James Chichester, 21, of Medford, is among the students who...

James Chichester, 21, of Medford, is among the students who graduated from Suffolk County Community College on Sunday. (May 20, 2012) Credit: Randee Daddona

The Suffolk County Community College commencement was held at the Health, Sports and Education Center at the Michael J. Grant Campus in Brentwood.

Number of graduates

4,012 -- the largest graduating class in the college's history, according to president Shaun L. McKay.

Keynote speaker

Michael J. Dowling, president and chief executive of North Shore-Long Island Jewish Health System reminded the graduates to cherish friends and family who supported them. "None of us succeed alone," he said. "We all get help directly and indirectly from all those people around us and from our families, and it is something never to forget, and you will be doing it for others as your careers progress." While challenges may come their way, he added, they will never fail unless they give up. "Being challenged is inevitable," he said, "It happens to all of us; but being defeated is optional."

Guest speaker

Sen. Charles Schumer told the graduating class that growing up during the technology boom will help them best figure out what to do in life. "You are the first generation to grow up in the middle of all this new technology," he said. "You were born into it; it's in your bones. Technology to you is like water is to a fish."


Student speakers


Shelby Harvey, Eastern Campus, with a 3.9 GPA

Harvey was Honors Club president and vice president of Phi Theta Kappa. She also received the SUNY Chancellor's award and will go to the University of Texas in Austin.

"What we all hold to be true however is that this has been one of the most important times of our lives. . . . We have accomplished something great. We strived to achieve this degree. . . . We received the support we needed to get this far -- always remember that. The truth is, we can't do this alone."

Jennifer Carall, Ammerman Campus, with a 3.7 GPA was president of Phi Theta Kappa

Carall told fellow graduates this was an important marker in their futures, whatever they may be. "For some of us, this is where our journey ends," she said. "But for most of us, we will continue our hard work as we continue our educations. Even though we have a long road ahead of us, we have reached an important milestone in our journey."

Valerie Jean Brancato, Michael J. Grant Campus, graduated in January with a 3.9 GPA, now a registered nurse

"For each of us our journey to commencement day has been unique," she said, "However, our common experiences bond us eternally."


The graduates


Dulce Rojas, 21, Farmingville, Ammerman Campus, associate degree in liberal arts

"I'm going to St. Joseph's for a bachelor's in speech communications, and then after to Adelphi for a master's in speech pathology,"she said. "I'm very excited."

John Newkirk, 46, Patchogue, Ammerman Campus, associate degree in liberal arts

He said he started the degree 28 years ago. "From here I'm going to the Connecticut School of Broadcasting," he said. "I hope to lean towards being a cameraman behind the scenes," but might consider becoming a broadcaster.

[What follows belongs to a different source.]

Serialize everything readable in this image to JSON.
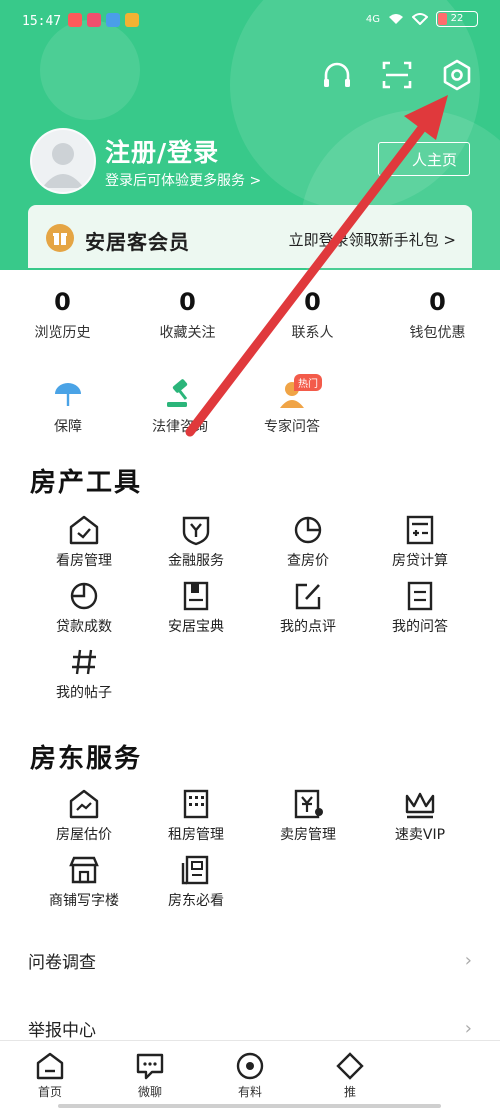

Cory Williams, 22, Shirley, Ammerman Campus, associate degree in business administration

"I'm going to get my internships to basically get my experience in the field, and eventually land a really good job," he said, "In the long run, it would be to own my own business."

Kaitlyn Mimnaugh, 20, Islip Terrace, Ammerman Campus, associate degree in liberal arts with a psychology option

She said she wants to find a "full time job -- hopefully something in this field, and then hopefully go back to school."